Le groupe de pairs constitue un milieu important et unique pour le développement d’une large gamme d’habiletés et de compétences pendant la petite enfance.1 En termes simples, l’activité de « jouer avec les amis » aide les jeunes enfants à acquérir et pratiquer leurs compétences sociales (par ex., résoudre des conflits), cognitives (par ex., entendre différents points de vue), émotionnelles (s’autoréguler) et communicationnelles, qui forment la base du développement subséquent. Cependant, le groupe de pairs représente aussi le premier milieu où plusieurs jeunes enfants manifestent les signes les plus précoces de problèmes d’internalisation, comme l’anxiété et la dépression. Dans le groupe de pairs, les enfants anxieux peuvent vivre des émotions comme la peur, l’inquiétude, l’inconfort et la conscience de soi. Quant aux symptômes de dépression, ils peuvent inclure l’anhédonie (incapacité de ressentir du plaisir), la culpabilité excessive, ainsi que des changements dans l’appétit et le niveau d’activité.2,3,4 Il est à noter que les symptômes d’anxiété et de dépression se manifestent souvent simultanément.5,6

Problèmes

La recherche explorant les liens entre les problèmes d’internalisation et les relations avec les pairs pendant la petite enfance est généralement basée sur des rapports des parents et des enseignants et, moins fréquemment, sur des observations naturalistes. Les parents et les enseignants ont l’avantage d’être en mesure d’observer les comportements des enfants dans une large gamme de contextes et de moments, mais leurs réponses peuvent être biaisées.7 Les observations offrent potentiellement une perspective plus objective, mais leur contexte est typiquement plus limité et, en comparaison, elles sont coûteuses et exigent beaucoup de temps.8 Un défi particulier dans l’évaluation des problèmes d’internalisation est leur nature « secrète ». En effet, plusieurs des symptômes affectifs et cognitifs de l’anxiété et de la dépression peuvent ne pas être visibles d’un point de vue extérieur et les jeunes enfants peuvent éprouver des difficultés à exprimer ce qu’ils vivent intérieurement.

Contexte de la recherche

Les relations des enfants avec leurs pairs peuvent être étudiées à de multiples niveaux.1 Par exemple, au niveau des interactions avec les pairs, on s’attarde aux comportements prosociaux (par ex., coopération, partage et empathie), antisociaux (par ex., agressivité) et asociaux (par ex., retrait social) des enfants parmi leurs pairs. Le niveau des relations avec les pairs réfère typiquement aux différents aspects des amitiés réciproques (par ex., intimité et conflit), alors que l’analyse au niveau du groupe de pairs porte sur les expériences des enfants au sein d’un cercle social plus large (par ex., exclusion, victimisation).

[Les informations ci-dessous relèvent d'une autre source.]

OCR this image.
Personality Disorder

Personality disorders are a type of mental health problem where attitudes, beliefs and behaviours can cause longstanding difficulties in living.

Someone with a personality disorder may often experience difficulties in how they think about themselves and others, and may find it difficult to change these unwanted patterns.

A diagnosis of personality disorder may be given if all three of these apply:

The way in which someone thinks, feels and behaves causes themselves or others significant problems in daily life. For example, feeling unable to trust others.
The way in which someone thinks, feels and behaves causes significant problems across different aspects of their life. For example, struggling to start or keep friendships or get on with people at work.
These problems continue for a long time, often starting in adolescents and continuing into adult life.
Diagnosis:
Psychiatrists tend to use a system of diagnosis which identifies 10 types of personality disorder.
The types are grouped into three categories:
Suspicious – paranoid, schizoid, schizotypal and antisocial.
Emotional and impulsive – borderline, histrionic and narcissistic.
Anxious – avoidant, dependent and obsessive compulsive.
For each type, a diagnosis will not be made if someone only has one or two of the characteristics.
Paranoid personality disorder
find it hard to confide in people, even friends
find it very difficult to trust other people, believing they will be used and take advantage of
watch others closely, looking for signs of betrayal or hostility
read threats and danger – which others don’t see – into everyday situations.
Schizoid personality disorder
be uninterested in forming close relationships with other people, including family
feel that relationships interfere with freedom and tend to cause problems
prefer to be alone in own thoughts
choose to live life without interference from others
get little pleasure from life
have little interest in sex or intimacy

Questions clés de la recherche

  1. Les jeunes enfants qui présentent des niveaux élevés de symptômes d’anxiété et de dépression se comportent-ils de manière caractéristique avec leurs pairs? Les comportements dans les groupes de pairs prédisent-ils le développement ultérieur de problèmes d’internalisation?
  2. Comment les jeunes enfants se comportent-ils et réagissent-ils devant leurs pairs anxieux et dépressifs?
  3. Quel est l’impact des relations avec les pairs sur le développement de l’anxiété et de la dépression pendant l’enfance? Comment les pairs peuvent-ils constituer un facteur de risque ou de protection pour les jeunes enfants vulnérables aux problèmes d’internalisation?

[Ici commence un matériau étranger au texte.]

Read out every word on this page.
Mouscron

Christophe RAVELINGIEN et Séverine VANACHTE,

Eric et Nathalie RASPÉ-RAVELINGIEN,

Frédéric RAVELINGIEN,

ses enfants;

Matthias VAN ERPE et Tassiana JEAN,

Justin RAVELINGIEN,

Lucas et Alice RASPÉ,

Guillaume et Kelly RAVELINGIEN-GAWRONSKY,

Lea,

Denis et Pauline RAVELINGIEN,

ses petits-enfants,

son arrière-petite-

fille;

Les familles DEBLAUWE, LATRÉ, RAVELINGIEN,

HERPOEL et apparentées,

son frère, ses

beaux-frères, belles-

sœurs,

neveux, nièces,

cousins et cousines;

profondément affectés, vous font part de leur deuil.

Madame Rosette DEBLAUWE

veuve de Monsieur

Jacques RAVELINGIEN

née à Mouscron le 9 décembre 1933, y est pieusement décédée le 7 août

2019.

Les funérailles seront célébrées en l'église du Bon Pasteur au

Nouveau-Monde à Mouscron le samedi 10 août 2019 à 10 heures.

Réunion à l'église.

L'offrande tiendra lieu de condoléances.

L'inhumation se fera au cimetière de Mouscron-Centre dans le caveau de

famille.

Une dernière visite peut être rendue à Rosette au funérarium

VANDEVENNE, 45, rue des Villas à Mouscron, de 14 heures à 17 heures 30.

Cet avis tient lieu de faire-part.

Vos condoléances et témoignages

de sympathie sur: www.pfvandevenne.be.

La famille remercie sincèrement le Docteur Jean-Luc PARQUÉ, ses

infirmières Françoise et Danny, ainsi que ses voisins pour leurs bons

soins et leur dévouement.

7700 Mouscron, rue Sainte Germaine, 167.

Résultats récents de la recherche

Comportements sociaux des jeunes enfants anxieux et dépressifs

Les résultats d’un nombre croissant d’études suggèrent que les jeunes enfants enclins aux problèmes d’internalisation exhibent des comportements caractéristiques de retrait social parmi leurs pairs.8 Lorsqu’ils ont des opportunités d’interactions sociales, que ce soit à la maternelle, à la garderie ou sur un terrain de jeu, les enfants anxieux et dépressifs ont tendance à rester seuls, à s’abstenir de parler et à n’initier que rarement des échanges sociaux avec les autres enfants. De même, tant les jeunes enfants anxieux que dépressifs présentent des déficits dans leurs compétences sociales (par ex., établir un contact visuel, engager une conversation), ce qui pourraient nuire encore davantage à leur capacité de participer aux activités du groupe de pairs.9,10,11

Bien que les enfants anxieux puissent être intéressés par les interactions sociales, leur désir d’approcher les autres est souvent inhibé par leur réticence sociale. En conséquence, ils ont tendance à passer plus de temps à observer les autres enfants sans se joindre à eux et à rester en marge des groupes sociaux.8 Bien que moins étudié, certains résultats suggèrent que les jeunes enfants dépressifs vivent aussi une mésadaptation sociale.12 Par exemple, les enfants qui présentent des symptômes dépressifs plus importants sont plus susceptibles d’éviter les interactions sociales.13 De plus, les symptômes de dépression dans la petite enfance sont associés à des expériences négatives avec les pairs, notamment le rejet, l’exclusion et la victimisation.14,15,16 D’importants résultats d’études longitudinales lient également le retrait social pendant l’enfance au développement ultérieur de problèmes d’internalisation plus graves.17,18,19 Par exemple, Katz et coll.20 ont suivi plus de 700 enfants de la petite enfance au début de l’âge adulte et ils ont décrit une trajectoire liant le retrait social à 5 ans, les difficultés sociales avec les pairs à 15 ans et le diagnostic de dépression à 20 ans.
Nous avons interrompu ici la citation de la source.